Die Klägerin ist Vertrauensfrau der Schwerbehinderten im … Betrieb der Beklagten. Sie ist Teilzeitbeschäftigte mit einer Arbeitszeit von 4,5 Stunden täglich; die betriebsübliche Arbeitszeit beträgt 7,4 Stunden täglich.
Die Klägerin besuchte von Montag, dem 15.04.1991 bis Samstag, dem 20.04.1991 ein ganztägiges Einführungsseminar für Schwerbehindertenvertretungen und deren Steil Vertreter in …. Während der Teilnahme an dem Seminar erhielt die Klägerin von der Beklagten das Arbeitsentgelt fortgezahlt. Hingegen lehnte es die Beklagte ab, für die Differenz zwischen der vereinbarten Teilzeit und der betriebsüblichen Arbeitszeit, also für 14,5 Stunden (37 Stunden abzüglich 22,5 Stunden) Freizeitausgleich zu gewähren.
Die Klägerin ist der Auffassung, daß sie gegenüber der Beklagten einen Anspruch auf bezahlten Freizeitausgleich habe in Höhe der Differenz zwischen ihrer individuellen, durch die Schulungsteilnahme ausgefallenen und von der Beklagten vergüteten Arbeitszeit und der betrieblichen Arbeitszeit. Zur Begründung hat die Klägerin im ersten Rechtszug im wesentlichen geltend gemacht, ihr Anspruch folge bereits aus § 26 Abs. 6 SchwbG. Sofern man nicht § 26 Abs. 6 SchwbG, sondern § 26 Abs. 4 SchwbG für einschlägig halte, werde die Klägerin als Teilzeitbeschäftigte gegenüber Vollzeitbeschäftigten benachteiligt. Darin liege eine ungerechtfertigte mittelbare Frauendiskriminierung. § 26 Abs. 4 SchwbG benachteilige mehr Frauen als Männer. Über den Anteil teilzeitbeschäftigter Schwerbehindertenvertrauensfrauen liege zwar statistisches Zahlenmaterial nicht vor. Teilzeitarbeit sei aber typische Frauenarbeit und es liege der Frauenanteil bei allen teilzeitbeschäftigten Arbeitnehmern bei über 90%. Eine Untersuchung der IG-Metall Verwaltungsstelle … habe ferner ergeben, daß in deren Zuständigkeitsbereich von 14 teilzeitbeschäftigten IGM-Betriebsratsmitgliedern 13 Frauen seien. Mit diesen Zahlen habe die Klägerin die Vermutung einer mittelbaren Diskriminierung glaubhaft gemacht, und es gehe gemäß § 611 a Abs. 1 BGB die Beweislast dafür, daß die geschlechtsspezifischen Daten nicht repräsentativ seien, auf die Beklagte über. Die infolge der mittelbaren Frauendiskriminierung festzustellende Regelungslücke sei durch entsprechende Anwendung des § 26 Abs. 6 SchwbG zu schliessen.

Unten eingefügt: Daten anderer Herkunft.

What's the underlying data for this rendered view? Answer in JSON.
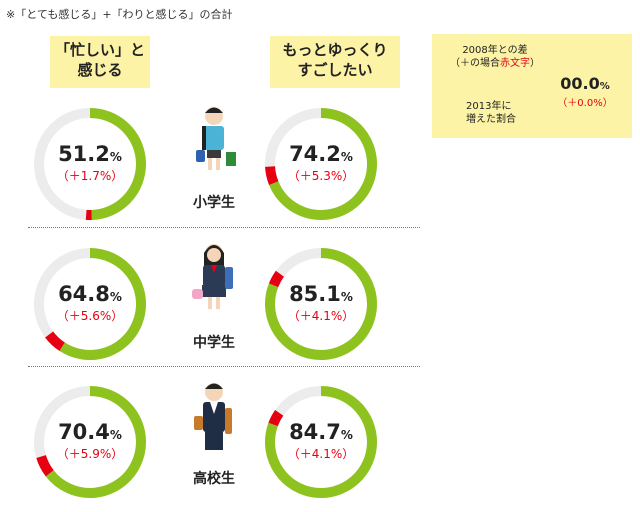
{
  "note": "※「とても感じる」+「わりと感じる」の合計",
  "columns": [
    {
      "label_line1": "「忙しい」と",
      "label_line2": "感じる"
    },
    {
      "label_line1": "もっとゆっくり",
      "label_line2": "すごしたい"
    }
  ],
  "legend": {
    "line1": "2008年との差",
    "line2_prefix": "（＋の場合",
    "line2_red": "赤文字",
    "line2_suffix": "）",
    "line3": "2013年に",
    "line4": "増えた割合",
    "example_value": "00.0",
    "example_unit": "%",
    "example_diff": "（＋0.0%）"
  },
  "colors": {
    "main": "#8dc21f",
    "increase": "#e60012",
    "track": "#ececec",
    "legend_main": "#b3b08a",
    "legend_bg": "#fdf3a6"
  },
  "chart_data": {
    "type": "donut",
    "unit": "%",
    "categories": [
      "小学生",
      "中学生",
      "高校生"
    ],
    "series": [
      {
        "name": "「忙しい」と感じる",
        "values": [
          51.2,
          64.8,
          70.4
        ],
        "diff_vs_2008": [
          1.7,
          5.6,
          5.9
        ],
        "labels": [
          "51.2",
          "64.8",
          "70.4"
        ],
        "diff_labels": [
          "（＋1.7%）",
          "（＋5.6%）",
          "（＋5.9%）"
        ]
      },
      {
        "name": "もっとゆっくりすごしたい",
        "values": [
          74.2,
          85.1,
          84.7
        ],
        "diff_vs_2008": [
          5.3,
          4.1,
          4.1
        ],
        "labels": [
          "74.2",
          "85.1",
          "84.7"
        ],
        "diff_labels": [
          "（＋5.3%）",
          "（＋4.1%）",
          "（＋4.1%）"
        ]
      }
    ]
  }
}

Die Klägerin hat im ersten Rechtszug beantragt,
- die Beklagte zu verurteilen, aus Anlaß der Teilnahme des „Einführungsseminars für Schwerbehindertenvertretungen und deren Stellvertreter aus Betrieben und Verwaltungen” vom 15. bis 20.04.1991 in der Klägerin für weitere 14,5 Stunden Freizeitausgleich zu gewähren,
- festzustellen, daß die Beklagte verpflichtet ist, der Klägerin auch bei mehrtägigen Tätigkeiten als Vertrauensfrau der Schwerbehinderten, die aus betriebsbedingten Gründen außerhalb der Arbeitszeit durchzuführen sind, unter Fortzahlung des Arbeitsentgelts Arbeitsbefreiung bis zur Dauer der regelmäßigen täglichen Vollarbeitszeit zu gewähren.
Die Beklagte hat zur Begründung ihres im ersten Rechtszug auf Klagabweisung gerichteten Antrags im wesentlichen geltend gemacht, bei der Schulungsteilnahme handle es sich nicht um eine aus betriebsbedingten Gründen außerhalb der Arbeitszeit zu verrichtende Tätigkeit im Sinne des § 26 Abs. 6 SchwbG. Auch eine mittelbare Frauendiskriminierung liege nicht vor. Das in § 26 Abs. 4 Satz 2 SchwbG normierte Lohnausfallprinzip sei geschlechtsneutral. Im übrigen sei zu beachten, daß Schwerbehindertenvertrauensleute ein unentgeltliches Ehrenamt ausübten.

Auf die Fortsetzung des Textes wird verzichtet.